Georgetown University officials announced on Thursday that they will offer an admissions edge to applicants who are descendants of Black slaves.
This is part of a new comprehensive atonement initiative to counter the university’s historical ties to slavery, NBC News reported. Ties that go back almost two centuries when the nation’s capital school sold 272 slaves to pay off their debt, the news site noted.
In addition to naming their admissions plan, Georgetown President John J. DeGioia made a public apology for the 1838 sale and highlighted other plans they have to acknowledge the institution’s role in institutional racism.
“Some descendants and their families have joined us in person and some have joined online, and it is with gratitude and humility that I recognize your presence,” DeGioiga said. “The most appropriate ways for us to redress the participation of our predecessors in the institution of slavery is to address the manifestations of the legacy of slavery in our time,” he wrote in a statement.
Apparently, he received a standing ovation for his public remarks, but there are some student activists who believe the Catholic Jesuit institution can take their efforts even further.

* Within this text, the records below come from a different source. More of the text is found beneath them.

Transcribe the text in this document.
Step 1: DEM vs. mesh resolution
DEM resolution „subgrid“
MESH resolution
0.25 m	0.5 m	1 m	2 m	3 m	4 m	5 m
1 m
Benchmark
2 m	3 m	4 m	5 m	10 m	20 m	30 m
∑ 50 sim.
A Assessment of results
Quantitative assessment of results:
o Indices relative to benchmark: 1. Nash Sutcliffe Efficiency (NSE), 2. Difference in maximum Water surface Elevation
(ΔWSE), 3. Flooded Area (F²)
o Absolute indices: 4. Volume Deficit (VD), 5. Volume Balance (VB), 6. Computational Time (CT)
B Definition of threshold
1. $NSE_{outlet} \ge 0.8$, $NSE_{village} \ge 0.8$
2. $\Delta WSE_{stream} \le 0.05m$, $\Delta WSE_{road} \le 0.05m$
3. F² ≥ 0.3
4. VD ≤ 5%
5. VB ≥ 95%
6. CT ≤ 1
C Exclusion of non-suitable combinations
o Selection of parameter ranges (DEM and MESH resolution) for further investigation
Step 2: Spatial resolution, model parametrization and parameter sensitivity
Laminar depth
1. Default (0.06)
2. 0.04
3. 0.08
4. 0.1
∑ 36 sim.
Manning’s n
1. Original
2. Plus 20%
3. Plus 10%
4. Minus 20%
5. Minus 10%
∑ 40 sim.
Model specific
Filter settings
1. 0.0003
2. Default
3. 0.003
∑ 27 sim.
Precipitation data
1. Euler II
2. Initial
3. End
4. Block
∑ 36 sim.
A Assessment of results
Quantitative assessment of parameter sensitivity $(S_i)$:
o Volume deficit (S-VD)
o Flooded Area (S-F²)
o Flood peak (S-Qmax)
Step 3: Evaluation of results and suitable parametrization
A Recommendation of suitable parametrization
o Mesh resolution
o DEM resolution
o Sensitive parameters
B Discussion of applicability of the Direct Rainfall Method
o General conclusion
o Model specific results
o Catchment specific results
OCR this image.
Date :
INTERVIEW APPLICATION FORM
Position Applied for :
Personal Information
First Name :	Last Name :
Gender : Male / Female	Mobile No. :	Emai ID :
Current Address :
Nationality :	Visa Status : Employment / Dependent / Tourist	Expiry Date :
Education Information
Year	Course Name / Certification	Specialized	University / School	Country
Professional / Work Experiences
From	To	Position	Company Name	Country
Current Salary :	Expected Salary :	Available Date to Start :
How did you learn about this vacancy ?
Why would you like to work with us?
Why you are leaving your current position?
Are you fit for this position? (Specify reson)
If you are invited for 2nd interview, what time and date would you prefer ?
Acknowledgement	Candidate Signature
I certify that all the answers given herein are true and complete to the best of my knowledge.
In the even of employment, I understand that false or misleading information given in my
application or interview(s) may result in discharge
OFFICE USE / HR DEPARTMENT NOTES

“We remain hopeful that we can forge a relationship with Georgetown that will lead to ‘real’ atonement,” Karran Harper Royal, an organizer of a group of descendants, said in an email to Reuters. Royal also hopes that this atonement plan will extend to scholarships for Black students and that the panel in charge of the initiative should have added it to their initial recommendations.
The atonement plan will also include renaming buildings that were once named for presidents who oversaw the 1838 sale to Freedom Hall for Isaac, one of the sold slaves, and Remembrance Hall for Anne Marie Becraft, an African-American teacher, Reuters noted.
“We hope that the two buildings will stand as a reminder of how our University community disregarded the high values of human dignity and education when it came to the plight of enslaved and free African-Americans in the eighteenth and nineteenth centuries,” the panel wrote in its report, NPR said.
Georgetown is creating a precedent, doing more than Harvard, Brown, Princeton and the University of North Carolina, who have acknowledged their university’s history with slavery, but have stopped at that, NBC noted.
Perhaps this is what the beginnings of reparations look like–and we are here for it.